How Google’s AI Research System is Revolutionizing Hurricane Forecasting with Rapid Pace
As Developing Cyclone Melissa swirled off the coast of Haiti, weather expert Philippe Papin had confidence it was about to escalate to a monster hurricane.
As the primary meteorologist on duty, he forecasted that in just 24 hours the weather system would become a category 4 hurricane and begin a turn in the direction of the coast of Jamaica. Not a single expert had previously made such a bold forecast for rapid strengthening.
But, Papin had an ace up his sleeve: artificial intelligence in the form of Google’s recently introduced DeepMind hurricane model – released for the first time in June. True to the forecast, Melissa did become a storm of astonishing strength that ravaged Jamaica.
Increasing Dependence on AI Forecasting
Meteorologists are heavily relying upon the AI system. On the morning of 25 October, Papin explained in his public discussion that the AI tool was a key factor for his certainty: “Approximately 40/50 Google DeepMind simulation runs show Melissa becoming a Category 5 storm. Although I am not ready to predict that intensity yet given track uncertainty, that remains a possibility.
“It appears likely that a period of rapid intensification will occur as the storm moves slowly over very warm ocean waters which represent the highest oceanic heat content in the whole Atlantic basin.”
Outperforming Conventional Systems
Google DeepMind is the pioneer artificial intelligence system focused on hurricanes, and currently the first to outperform traditional weather forecasters at their specialty. Through all tropical systems this season, Google’s model is top-performing – surpassing experts on path forecasts.
The hurricane eventually made landfall in Jamaica at category 5 strength, one of the strongest landfalls recorded in almost 200 years of data collection across the Atlantic basin. Papin’s bold forecast probably provided people in Jamaica additional preparation time to prepare for the catastrophe, potentially preserving people and assets.
The Way Google’s Model Functions
Google’s model works by spotting patterns that traditional time-intensive scientific prediction systems may miss.
“They do it much more quickly than their physics-based cousins, and the computing power is less expensive and time consuming,” stated Michael Lowry, a former forecaster.
“What this hurricane season has demonstrated in quick time is that the recent AI weather models are on par with and, in certain instances, superior than the slower physics-based weather models we’ve relied upon,” he added.
Clarifying AI Technology
It’s important to note, Google DeepMind is an example of machine learning – a technique that has been employed in research fields like weather science for a long time – and is distinct from creative artificial intelligence like ChatGPT.
Machine learning takes mounds of data and pulls out patterns from them in a such a way that its system only requires minutes to come up with an answer, and can do so on a standard PC – in strong contrast to the primary systems that governments have used for years that can take hours to process and need the largest supercomputers in the world.
Expert Responses and Future Advances
Still, the reality that the AI could exceed previous gold-standard legacy models so rapidly is truly remarkable to meteorologists who have dedicated their lives trying to forecast the world’s strongest weather systems.
“I’m impressed,” said James Franklin, a former expert. “The sample is now large enough that it’s evident this is not just beginner’s luck.”
Franklin said that while the AI is outperforming all competing systems on forecasting the future path of hurricanes globally this year, similar to other systems it sometimes errs on high-end intensity predictions wrong. It struggled with another storm previously, as it was also undergoing quick strengthening to category 5 north of the Caribbean.

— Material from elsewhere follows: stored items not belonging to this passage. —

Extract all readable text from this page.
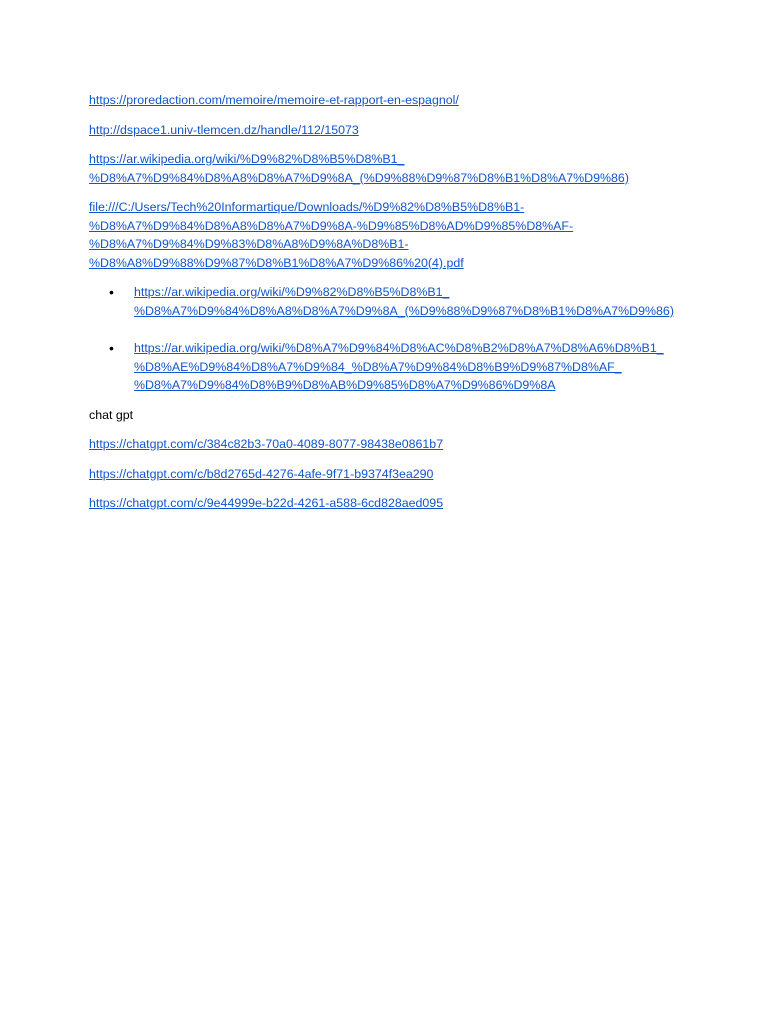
https://proredaction.com/memoire/memoire-et-rapport-en-espagnol/

http://dspace1.univ-tlemcen.dz/handle/112/15073

https://ar.wikipedia.org/wiki/%D9%82%D8%B5%D8%B1_
%D8%A7%D9%84%D8%A8%D8%A7%D9%8A_(%D9%88%D9%87%D8%B1%D8%A7%D9%86)

file:///C:/Users/Tech%20Informartique/Downloads/%D9%82%D8%B5%D8%B1-
%D8%A7%D9%84%D8%A8%D8%A7%D9%8A-%D9%85%D8%AD%D9%85%D8%AF-
%D8%A7%D9%84%D9%83%D8%A8%D9%8A%D8%B1-
%D8%A8%D9%88%D9%87%D8%B1%D8%A7%D9%86%20(4).pdf

• https://ar.wikipedia.org/wiki/%D9%82%D8%B5%D8%B1_
%D8%A7%D9%84%D8%A8%D8%A7%D9%8A_(%D9%88%D9%87%D8%B1%D8%A7%D9%86)
• https://ar.wikipedia.org/wiki/%D8%A7%D9%84%D8%AC%D8%B2%D8%A7%D8%A6%D8%B1_
%D8%AE%D9%84%D8%A7%D9%84_%D8%A7%D9%84%D8%B9%D9%87%D8%AF_
%D8%A7%D9%84%D8%B9%D8%AB%D9%85%D8%A7%D9%86%D9%8A

chat gpt

https://chatgpt.com/c/384c82b3-70a0-4089-8077-98438e0861b7

https://chatgpt.com/c/b8d2765d-4276-4afe-9f71-b9374f3ea290

https://chatgpt.com/c/9e44999e-b22d-4261-a588-6cd828aed095
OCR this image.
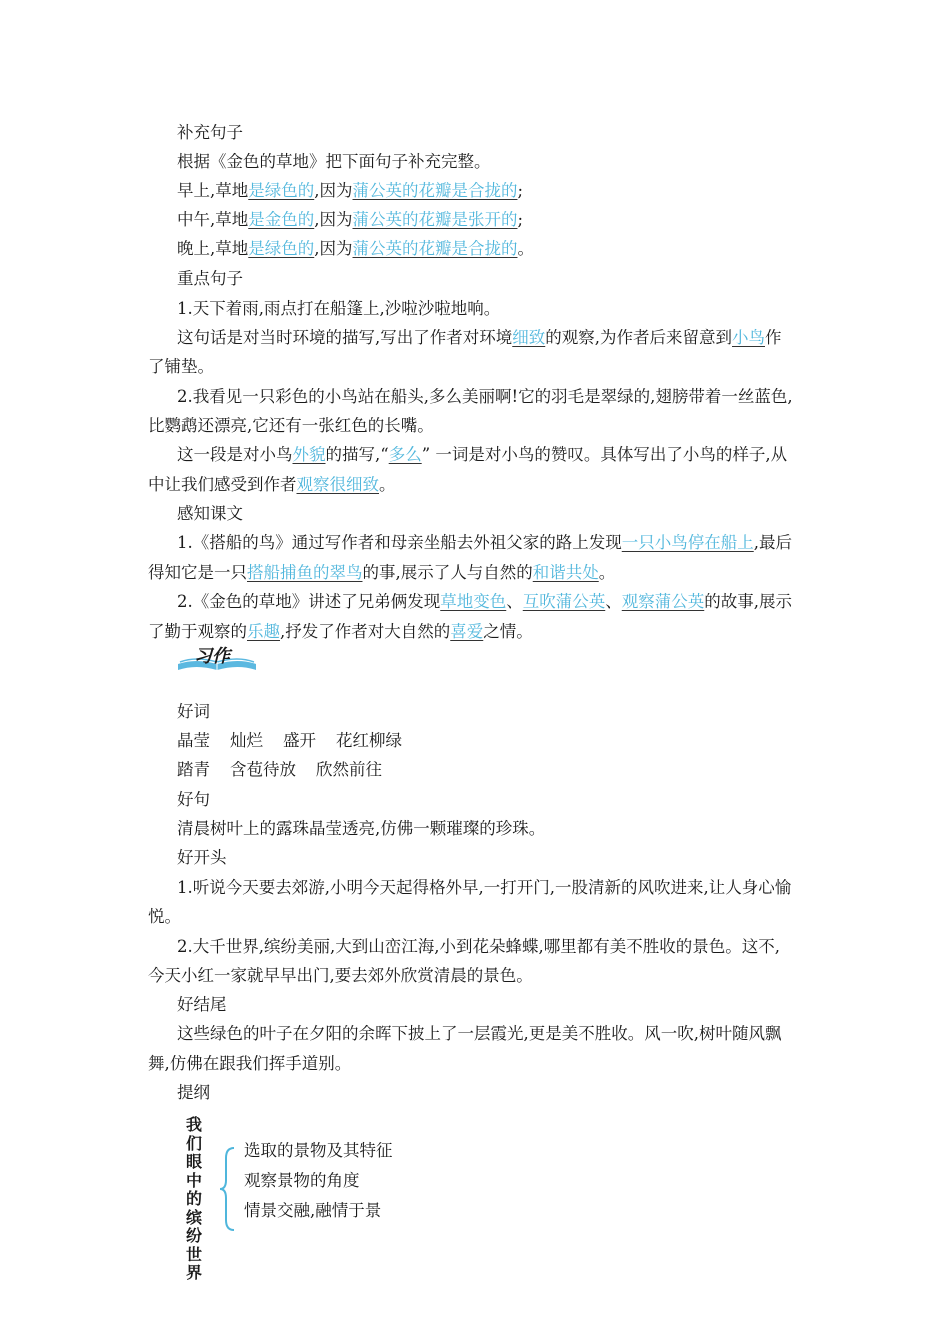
补充句子
根据《金色的草地》把下面句子补充完整。
早上,草地是绿色的,因为蒲公英的花瓣是合拢的;
中午,草地是金色的,因为蒲公英的花瓣是张开的;
晚上,草地是绿色的,因为蒲公英的花瓣是合拢的。
重点句子
1.天下着雨,雨点打在船篷上,沙啦沙啦地响。
这句话是对当时环境的描写,写出了作者对环境细致的观察,为作者后来留意到小鸟作
了铺垫。
2.我看见一只彩色的小鸟站在船头,多么美丽啊!它的羽毛是翠绿的,翅膀带着一丝蓝色,
比鹦鹉还漂亮,它还有一张红色的长嘴。
这一段是对小鸟外貌的描写,“多么” 一词是对小鸟的赞叹。具体写出了小鸟的样子,从
中让我们感受到作者观察很细致。
感知课文
1.《搭船的鸟》通过写作者和母亲坐船去外祖父家的路上发现一只小鸟停在船上,最后
得知它是一只搭船捕鱼的翠鸟的事,展示了人与自然的和谐共处。
2.《金色的草地》讲述了兄弟俩发现草地变色、互吹蒲公英、观察蒲公英的故事,展示
了勤于观察的乐趣,抒发了作者对大自然的喜爱之情。
习作
好词
晶莹 灿烂 盛开 花红柳绿
踏青 含苞待放 欣然前往
好句
清晨树叶上的露珠晶莹透亮,仿佛一颗璀璨的珍珠。
好开头
1.听说今天要去郊游,小明今天起得格外早,一打开门,一股清新的风吹进来,让人身心愉
悦。
2.大千世界,缤纷美丽,大到山峦江海,小到花朵蜂蝶,哪里都有美不胜收的景色。这不,
今天小红一家就早早出门,要去郊外欣赏清晨的景色。
好结尾
这些绿色的叶子在夕阳的余晖下披上了一层霞光,更是美不胜收。风一吹,树叶随风飘
舞,仿佛在跟我们挥手道别。
提纲
我们眼中的缤纷世界
选取的景物及其特征
观察景物的角度
情景交融,融情于景
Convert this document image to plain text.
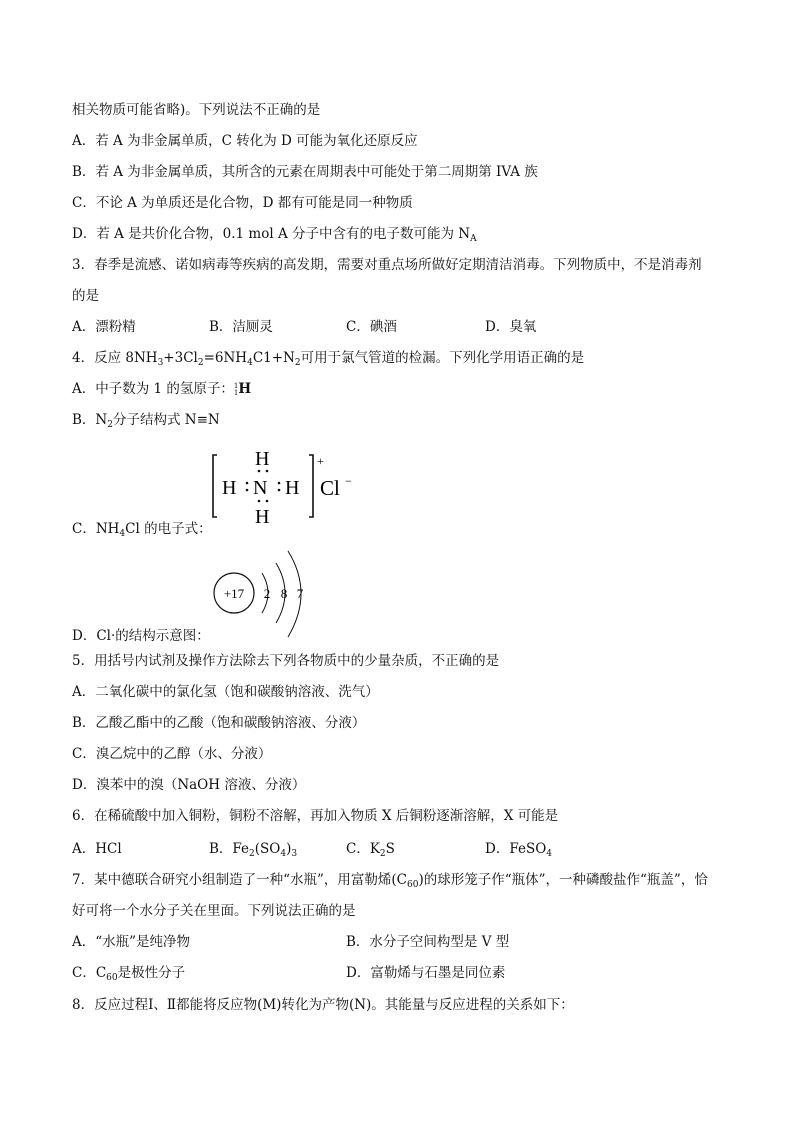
相关物质可能省略)。下列说法不正确的是
A．若 A 为非金属单质，C 转化为 D 可能为氧化还原反应
B．若 A 为非金属单质，其所含的元素在周期表中可能处于第二周期第 IVA 族
C．不论 A 为单质还是化合物，D 都有可能是同一种物质
D．若 A 是共价化合物，0.1 mol A 分子中含有的电子数可能为 $N_A$
3．春季是流感、诺如病毒等疾病的高发期，需要对重点场所做好定期清洁消毒。下列物质中，不是消毒剂
的是
A．漂粉精	B．洁厕灵	C．碘酒	D．臭氧
4．反应 $8NH_3+3Cl_2=6NH_4C1+N_2$可用于氯气管道的检漏。下列化学用语正确的是
A．中子数为 1 的氢原子： 1
1 H
B．$N_2$分子结构式 N≡N
H
H N H
H
+
Cl −
C．$NH_4Cl$ 的电子式：
+17 2 8 7
D．Cl·的结构示意图：
5．用括号内试剂及操作方法除去下列各物质中的少量杂质，不正确的是
A．二氧化碳中的氯化氢（饱和碳酸钠溶液、洗气）
B．乙酸乙酯中的乙酸（饱和碳酸钠溶液、分液）
C．溴乙烷中的乙醇（水、分液）
D．溴苯中的溴（NaOH 溶液、分液）
6．在稀硫酸中加入铜粉，铜粉不溶解，再加入物质 X 后铜粉逐渐溶解，X 可能是
A．HCl	B．$Fe_2(SO_4)_3$	C．$K_2S$	D．FeSO$_4$
7．某中德联合研究小组制造了一种“水瓶”，用富勒烯$(C_{60})$的球形笼子作“瓶体”，一种磷酸盐作“瓶盖”，恰
好可将一个水分子关在里面。下列说法正确的是
A．“水瓶”是纯净物	B．水分子空间构型是 V 型
C．$C_{60}$是极性分子	D．富勒烯与石墨是同位素
8．反应过程Ⅰ、Ⅱ都能将反应物(M)转化为产物(N)。其能量与反应进程的关系如下：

During the next break, Franklin stated he intends to discuss with the company about how it can enhance the DeepMind output more useful for forecasters by offering additional internal information they can use to evaluate exactly why it is coming up with its answers.
“A key concern that troubles me is that although these forecasts seem to be really, really good, the results of the model is kind of a opaque process,” remarked Franklin.
Wider Industry Trends
Historically, no a commercial entity that has produced a high-performance forecasting system which allows researchers a view of its techniques – in contrast to nearly all other models which are provided at no cost to the general audience in their full form by the governments that designed and maintain them.
Google is not the only one in adopting AI to address difficult weather forecasting problems. The US and European governments also have their own artificial intelligence systems in the works – which have also shown improved skill over previous non-AI versions.
The next steps in AI weather forecasts seem to be new firms tackling formerly difficult problems such as sub-seasonal outlooks and improved advance warnings of severe weather and sudden deluges – and they are receiving US government funding to do so. A particular firm, WindBorne Systems, is also deploying its proprietary atmospheric sensors to fill the gaps in the US weather-observing network.